Mirakl is a French cloud-based e-commerce software company jointly headquartered in Paris, France and Somerville, Massachusetts. It provides online marketplace software to retailers, manufacturers and wholesalers.

History 
Co-founders Philippe Corrot and Adrien Nussenbaum met in 2004 and founded Splitgames, a B2C e-commerce marketplace, together in 2006. Corrot and Nussenbaum later founded Mirakl in 2012.

In 2013, Mirakl opened its first UK office. Mirakl launched its Boston-area headquarters in 2015.

Mirakl introduced the Mirakl Marketplace Platform for Services in 2017. That same year, Mirakl was included in Gartner's Hype Cycle for Digital Commerce: Marketplace Operation Applications. SAP became an official reseller of Mirakl's Marketplace Platform the following year. In 2018, the company launched Mirakl Catalog Manager (MCM) to improve product data quality. Mirakl Connect, a marketplace ecosystem platform, was launched in 2019.

In 2020, Mirakl launched 66 new online marketplaces, including platforms for Carrefour, H&M Home, Decathlon, and Kroger. The company launched its StopCovid19.fr platform to help distribute Personal Protective Equipment to combat the COVID-19 pandemic. This included delivering 300,000 liters of hand sanitizer and 320,000 face masks in less than a week. Ahold Delhaize announced that it would launch its digital marketplace at the beginning of 2021 using Mirakl’s software platform.

In 2021, Hudson's Bay partnered with Mirakl to launch its new third-party online marketplace on TheBay.com. In April, United Natural Foods partnered with Mirakl to develop North America’s first online wholesale food marketplace.
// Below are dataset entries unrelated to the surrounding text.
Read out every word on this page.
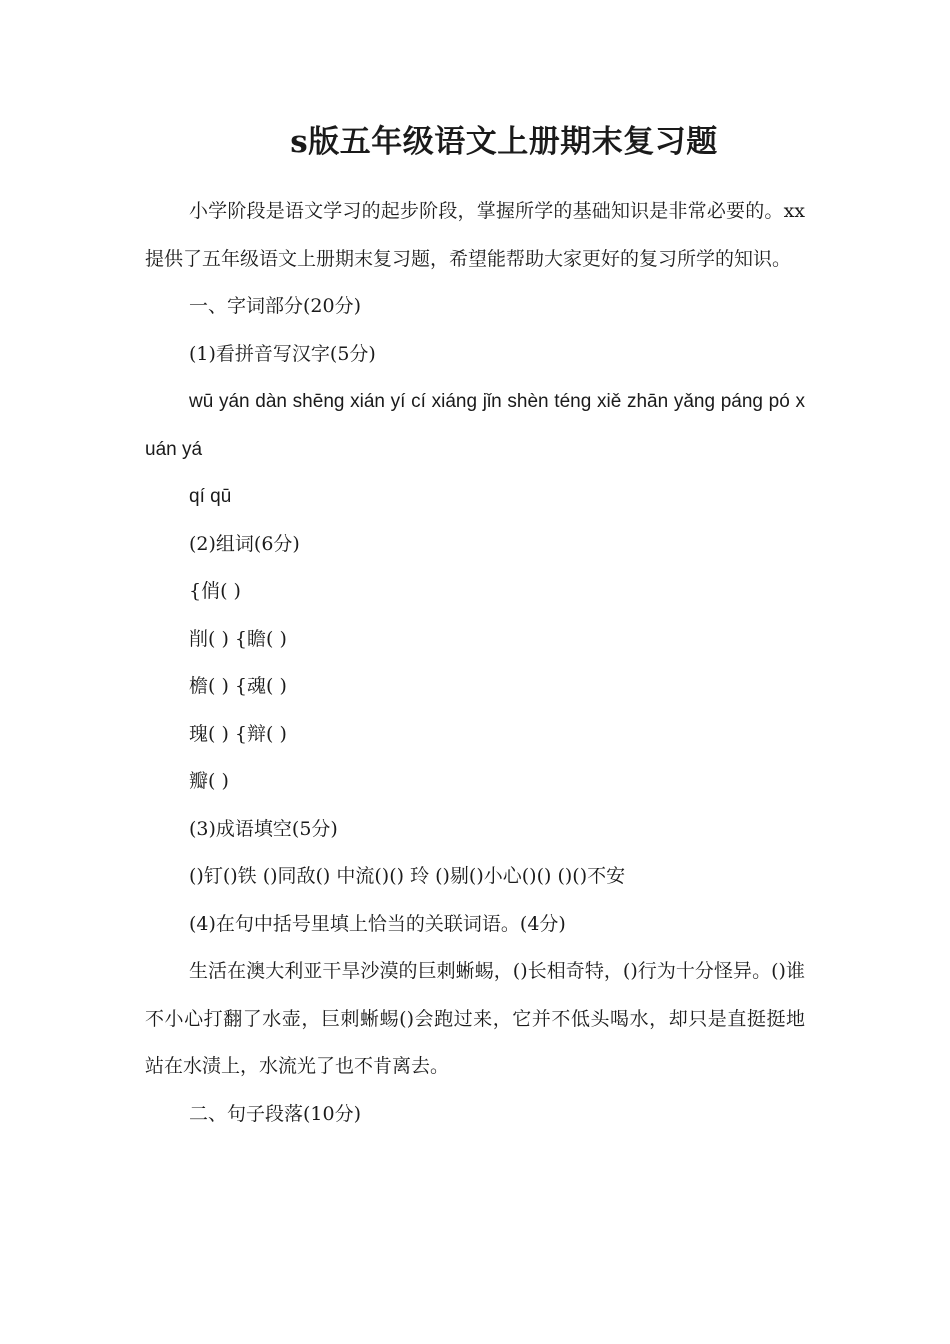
s版五年级语文上册期末复习题

小学阶段是语文学习的起步阶段，掌握所学的基础知识是非常必要的。xx提供了五年级语文上册期末复习题，希望能帮助大家更好的复习所学的知识。

一、字词部分(20分)

(1)看拼音写汉字(5分)

wū yán dàn shēng xián yí cí xiáng jǐn shèn téng xiě zhān yǎng páng pó xuán yá

qí qū

(2)组词(6分)

{俏( )

削( ) {瞻( )

檐( ) {魂( )

瑰( ) {辩( )

瓣( )

(3)成语填空(5分)

()钉()铁 ()同敌() 中流()() 玲 ()剔()小心()() ()()不安

(4)在句中括号里填上恰当的关联词语。(4分)

生活在澳大利亚干旱沙漠的巨刺蜥蜴，()长相奇特，()行为十分怪异。()谁不小心打翻了水壶，巨刺蜥蜴()会跑过来，它并不低头喝水，却只是直挺挺地站在水渍上，水流光了也不肯离去。

二、句子段落(10分)
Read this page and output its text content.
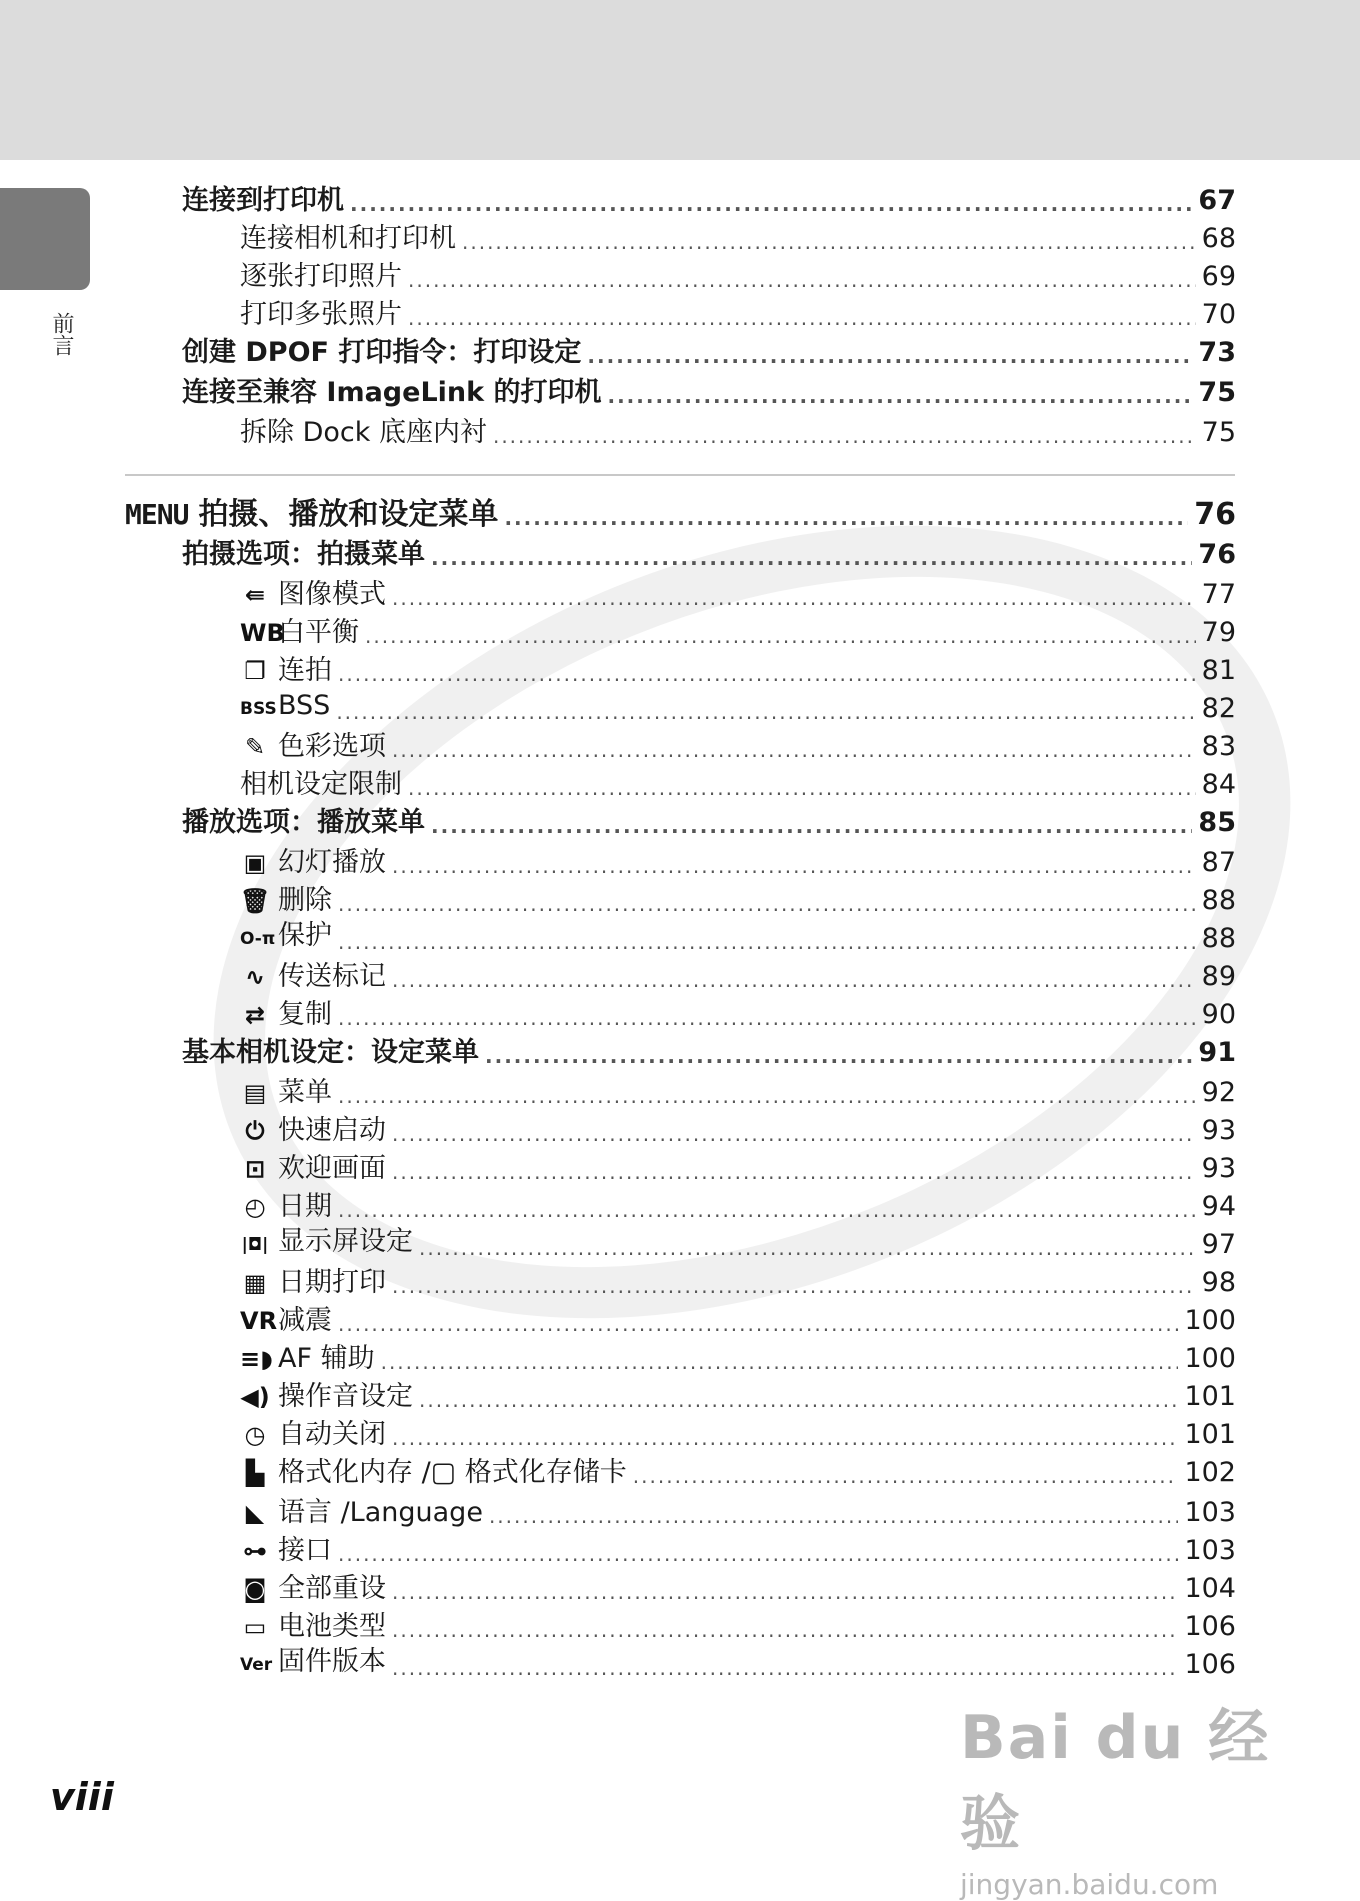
前言
连接到打印机 .....	67
连接相机和打印机 .....	68
逐张打印照片 .....	69
打印多张照片 .....	70
创建 DPOF 打印指令：打印设定 .....	73
连接至兼容 ImageLink 的打印机 .....	75
拆除 Dock 底座内衬 .....	75
MENU 拍摄、播放和设定菜单 .....	76
拍摄选项：拍摄菜单 .....	76
⇚ 图像模式 .....	77
WB白平衡 .....	79
❐ 连拍 .....	81
BSSBSS .....	82
✎ 色彩选项 .....	83
相机设定限制 .....	84
播放选项：播放菜单 .....	85
▣ 幻灯播放 .....	87
🗑 删除 .....	88
O-π 保护 .....	88
∿ 传送标记 .....	89
⇄ 复制 .....	90
基本相机设定：设定菜单 .....	91
▤ 菜单 .....	92
⏻ 快速启动 .....	93
⊡ 欢迎画面 .....	93
◴ 日期 .....	94
|◘| 显示屏设定 .....	97
▦ 日期打印 .....	98
VR减震 .....	100
≡◗ AF 辅助 .....	100
◀) 操作音设定 .....	101
◷ 自动关闭 .....	101
▙ 格式化内存 /▢ 格式化存储卡 .....	102
◣ 语言 /Language .....	103
⊶ 接口 .....	103
◙ 全部重设 .....	104
▭ 电池类型 .....	106
Ver 固件版本 .....	106
viii
Bai du 经验
jingyan.baidu.com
In May 2021, Mirakl announced the release of new features, including categorization AI, unified dropship operations, and streamlined B2B selling. L'Oréal’s SalonCentric rolled out a new e-commerce marketplace in June using Mirakl’s Marketplace Platform, and Debenhams did the same in October.

In November 2021, Macy’s, Inc. announced that it will partner with Mirakl to launch an online marketplace at macys.com and bloomingdales.com. Mirakl also announced its first acquisition of French invoice and compliance startup Octobat.

Customers 
Mirakl has set up SaaS marketplace platforms for over 350 companies globally including: Boots, Macy's, Carrefour, Conrad Electronic, and Toyota Material Handling,

Reception 
In 2012, Mirakl received the "Best Solution" award in the New Services category of E-commerce Awards. The following year, the company won the IBM Smartcamp Award. In May 2014, Mirakl was a finalist of the IBM Business Partner Beacon Awards.

Mirakl was named a WEF Technology Pioneer in 2020.